Search code examples
azure-cosmosdbgremlin

CosmosDB Graph : "upsert" query pattern


I am new to Gremlin query language. I have to insert data on a Cosmos DB graph (using Gremlin.Net package), whether the Vertex (or Edge) already exists in the graph or not. If the data exists, I only need to update the properties. I wanted to use this kind of pattern:

g.V().hasLabel('event').has('id','1').tryNext().orElseGet {g.addV('event').has('id','1')}

But it is not supported by Gremlin.Net / Cosmos DB graph API. Is there a way to make a kind of upsert query in a single query ?

Thanks in advance.


Solution

  • There are a number of ways to do this but I think that the TinkerPop community has generally settled on this approach:

    g.V().has('event','id','1').
      fold().
      coalesce(unfold(),
               addV('event').property('id','1'))
    

    Basically, it looks for the "event" with has() and uses fold() step to coerce to a list. The list will either be empty or have a Vertex in it. Then with coalesce(), it tries to unfold() the list and if it has a Vertex that is immediately returned otherwise, it does the addV().

    If the idea is to update existing properties if the element is found, just add property() steps after the coalesce():

    g.V().has('event','id','1').
      fold().
      coalesce(unfold(),
               addV('event').property('id','1')).
      property('description','This is an event')
    

    If you need to know if the vertex returned was "new" or not then you could do something like this:

    g.V().has('event','id','1').
      fold().
      coalesce(unfold().
               project('vertex','exists').
                 by(identity()).
                 by(constant(true)),
               addV('event').property('id','1').
               project('vertex','exists').
                 by(identity()).
                 by(constant(false)))
    

    Additional reading on this topic can be found on this question: "Why do you need to fold/unfold using coalesce for a conditional insert?"

    Also note that optional edge insertion is described here: "Add edge if not exist using gremlin".

    As a final note, while this question was asked regarding CosmosDB, the answer generally applies to all TinkerPop-enabled graphs. Of course, how a graph optimizes this Gremlin is a separate question. If a graph has native upsert capabilities, that capability may or may not be used behind the scenes of this Gremlin so there may be better ways to implement upsert by way of the graphs systems native API (of course, choosing that path reduces the portability of your code).

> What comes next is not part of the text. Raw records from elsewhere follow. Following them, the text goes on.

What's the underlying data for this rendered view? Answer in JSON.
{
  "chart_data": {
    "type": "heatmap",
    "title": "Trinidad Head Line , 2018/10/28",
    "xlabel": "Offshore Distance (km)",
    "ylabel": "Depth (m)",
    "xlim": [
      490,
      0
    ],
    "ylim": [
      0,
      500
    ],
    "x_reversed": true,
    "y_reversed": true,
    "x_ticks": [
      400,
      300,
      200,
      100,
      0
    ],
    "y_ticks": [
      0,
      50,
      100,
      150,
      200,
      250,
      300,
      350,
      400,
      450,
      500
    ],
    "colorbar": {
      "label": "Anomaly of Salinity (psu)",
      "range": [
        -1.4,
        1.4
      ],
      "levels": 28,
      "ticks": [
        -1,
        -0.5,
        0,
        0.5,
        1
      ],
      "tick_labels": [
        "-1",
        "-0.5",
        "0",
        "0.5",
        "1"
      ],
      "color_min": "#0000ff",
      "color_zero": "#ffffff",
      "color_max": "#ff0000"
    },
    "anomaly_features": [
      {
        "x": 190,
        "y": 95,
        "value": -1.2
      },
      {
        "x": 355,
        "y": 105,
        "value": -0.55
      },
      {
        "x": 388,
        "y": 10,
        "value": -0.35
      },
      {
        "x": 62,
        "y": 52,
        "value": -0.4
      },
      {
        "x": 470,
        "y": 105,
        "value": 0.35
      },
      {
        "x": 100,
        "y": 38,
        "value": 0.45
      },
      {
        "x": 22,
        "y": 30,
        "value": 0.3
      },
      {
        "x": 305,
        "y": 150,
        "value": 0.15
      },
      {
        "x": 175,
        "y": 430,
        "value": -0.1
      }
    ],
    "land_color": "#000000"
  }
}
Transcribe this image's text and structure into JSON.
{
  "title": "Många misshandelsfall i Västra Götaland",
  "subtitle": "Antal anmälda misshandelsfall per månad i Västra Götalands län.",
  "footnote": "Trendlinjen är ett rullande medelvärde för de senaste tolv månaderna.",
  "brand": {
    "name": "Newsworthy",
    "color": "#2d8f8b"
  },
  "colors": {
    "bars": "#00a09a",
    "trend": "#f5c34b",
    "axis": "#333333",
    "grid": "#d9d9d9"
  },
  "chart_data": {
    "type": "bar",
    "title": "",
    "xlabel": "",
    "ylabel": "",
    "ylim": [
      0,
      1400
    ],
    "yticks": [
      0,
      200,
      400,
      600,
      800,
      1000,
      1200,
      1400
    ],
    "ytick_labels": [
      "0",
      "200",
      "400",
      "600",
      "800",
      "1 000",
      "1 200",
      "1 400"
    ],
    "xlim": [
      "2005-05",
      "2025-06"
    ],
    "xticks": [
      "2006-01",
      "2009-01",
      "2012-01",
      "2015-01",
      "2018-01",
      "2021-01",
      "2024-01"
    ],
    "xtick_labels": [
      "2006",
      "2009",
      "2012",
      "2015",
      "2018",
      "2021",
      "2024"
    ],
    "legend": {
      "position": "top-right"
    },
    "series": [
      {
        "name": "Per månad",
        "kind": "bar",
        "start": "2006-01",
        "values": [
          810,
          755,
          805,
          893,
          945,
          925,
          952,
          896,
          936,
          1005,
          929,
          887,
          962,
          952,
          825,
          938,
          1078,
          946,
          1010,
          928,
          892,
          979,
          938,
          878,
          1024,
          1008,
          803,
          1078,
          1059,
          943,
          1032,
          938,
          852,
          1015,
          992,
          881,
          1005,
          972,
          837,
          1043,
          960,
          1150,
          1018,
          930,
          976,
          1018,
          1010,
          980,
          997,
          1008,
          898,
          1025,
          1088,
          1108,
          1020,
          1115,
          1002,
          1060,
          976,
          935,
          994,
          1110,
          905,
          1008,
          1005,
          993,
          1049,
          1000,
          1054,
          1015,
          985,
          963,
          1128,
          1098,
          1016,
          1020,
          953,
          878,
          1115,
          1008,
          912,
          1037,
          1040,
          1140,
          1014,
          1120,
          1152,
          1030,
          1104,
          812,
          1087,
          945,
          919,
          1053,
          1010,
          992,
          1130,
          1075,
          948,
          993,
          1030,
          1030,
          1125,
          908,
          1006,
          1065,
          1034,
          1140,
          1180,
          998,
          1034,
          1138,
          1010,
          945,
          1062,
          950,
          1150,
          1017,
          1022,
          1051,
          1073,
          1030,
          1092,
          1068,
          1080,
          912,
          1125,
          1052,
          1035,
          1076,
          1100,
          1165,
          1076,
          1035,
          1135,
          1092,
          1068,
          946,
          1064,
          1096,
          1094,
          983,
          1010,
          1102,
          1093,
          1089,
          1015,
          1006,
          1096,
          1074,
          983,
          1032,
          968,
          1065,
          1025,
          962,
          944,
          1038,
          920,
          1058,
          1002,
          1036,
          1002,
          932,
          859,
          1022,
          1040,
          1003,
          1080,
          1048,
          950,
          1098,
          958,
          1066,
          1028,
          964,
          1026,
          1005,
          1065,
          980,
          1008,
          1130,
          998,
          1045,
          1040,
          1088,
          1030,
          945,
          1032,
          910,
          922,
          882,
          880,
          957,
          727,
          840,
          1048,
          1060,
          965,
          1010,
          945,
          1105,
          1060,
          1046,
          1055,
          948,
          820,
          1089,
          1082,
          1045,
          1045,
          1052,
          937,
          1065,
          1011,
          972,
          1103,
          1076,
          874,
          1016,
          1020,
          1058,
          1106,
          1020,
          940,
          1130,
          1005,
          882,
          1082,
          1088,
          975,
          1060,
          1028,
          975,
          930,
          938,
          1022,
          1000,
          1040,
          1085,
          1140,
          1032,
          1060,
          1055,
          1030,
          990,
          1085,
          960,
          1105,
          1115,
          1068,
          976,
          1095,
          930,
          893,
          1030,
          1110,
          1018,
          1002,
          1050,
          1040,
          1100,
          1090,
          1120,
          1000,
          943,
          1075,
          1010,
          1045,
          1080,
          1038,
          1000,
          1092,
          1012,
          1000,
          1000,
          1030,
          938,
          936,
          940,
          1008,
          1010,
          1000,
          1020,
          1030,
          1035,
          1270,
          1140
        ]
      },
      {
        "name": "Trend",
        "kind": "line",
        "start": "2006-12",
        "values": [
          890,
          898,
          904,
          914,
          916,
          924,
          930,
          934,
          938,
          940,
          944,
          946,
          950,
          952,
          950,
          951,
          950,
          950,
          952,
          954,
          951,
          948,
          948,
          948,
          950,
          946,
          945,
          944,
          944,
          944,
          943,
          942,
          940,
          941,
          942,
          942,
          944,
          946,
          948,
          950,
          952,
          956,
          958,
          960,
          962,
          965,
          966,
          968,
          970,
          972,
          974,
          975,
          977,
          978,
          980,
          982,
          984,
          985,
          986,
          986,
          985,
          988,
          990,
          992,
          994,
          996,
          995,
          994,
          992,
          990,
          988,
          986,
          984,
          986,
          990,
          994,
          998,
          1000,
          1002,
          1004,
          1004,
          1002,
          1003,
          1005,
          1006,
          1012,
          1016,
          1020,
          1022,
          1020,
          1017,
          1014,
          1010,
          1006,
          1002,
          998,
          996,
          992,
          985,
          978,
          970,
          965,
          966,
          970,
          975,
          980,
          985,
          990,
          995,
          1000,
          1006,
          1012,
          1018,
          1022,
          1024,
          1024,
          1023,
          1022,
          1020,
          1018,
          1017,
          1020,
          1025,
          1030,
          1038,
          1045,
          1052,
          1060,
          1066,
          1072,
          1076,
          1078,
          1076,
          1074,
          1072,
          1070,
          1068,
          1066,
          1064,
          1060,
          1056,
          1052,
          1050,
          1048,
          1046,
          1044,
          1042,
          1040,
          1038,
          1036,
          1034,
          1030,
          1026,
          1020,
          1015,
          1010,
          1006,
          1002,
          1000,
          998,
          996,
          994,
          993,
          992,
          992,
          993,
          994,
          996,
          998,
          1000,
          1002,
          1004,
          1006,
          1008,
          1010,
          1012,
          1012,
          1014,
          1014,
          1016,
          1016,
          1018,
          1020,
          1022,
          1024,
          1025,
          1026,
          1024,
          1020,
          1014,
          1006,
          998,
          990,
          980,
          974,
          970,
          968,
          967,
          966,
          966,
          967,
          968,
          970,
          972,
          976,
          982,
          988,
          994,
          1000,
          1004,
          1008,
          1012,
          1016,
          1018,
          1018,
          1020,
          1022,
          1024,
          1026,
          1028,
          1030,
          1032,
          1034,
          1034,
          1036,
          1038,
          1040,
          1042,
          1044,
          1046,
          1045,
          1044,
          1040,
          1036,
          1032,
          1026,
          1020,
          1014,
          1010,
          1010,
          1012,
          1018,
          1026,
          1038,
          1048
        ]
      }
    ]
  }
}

    UPDATE: As of TinkerPop 3.6.0, the fold()/coalesce()/unfold() pattern has been largely replaced by the new steps of mergeV() and mergeE() which greatly simplify the Gremlin required to do an upsert-like operation. Under 3.6.0 and newer versions, you would replace the first example with:

    g.mergeV([(label): 'event', id: '1'])
    

    or perhaps better, treat the property key named "id" as an actual vertex identifier of T (I've added the property key of "name" to help with the example):

    g.mergeV([(label): 'event', (id): '1', name: 'stephen'])
    

    The above will search for a vertex with the T.label, T.id and "name" in the Map. If it finds it, it is returned. If it does not find it, the Vertex is created using those values. If you have the T.id it may be even better to do:

    g.mergeV([(id): '1']).
        option(onCreate, [(label): 'event', name: 'stephen'])
    

    In this way, you limit the search criteria to just the identifier which is enough to uniquely identify it and avoids additional filters and then if the verted is not found the onCreate is triggered to use the supplied Map to create the vertex in conjunction with the search criteria Map.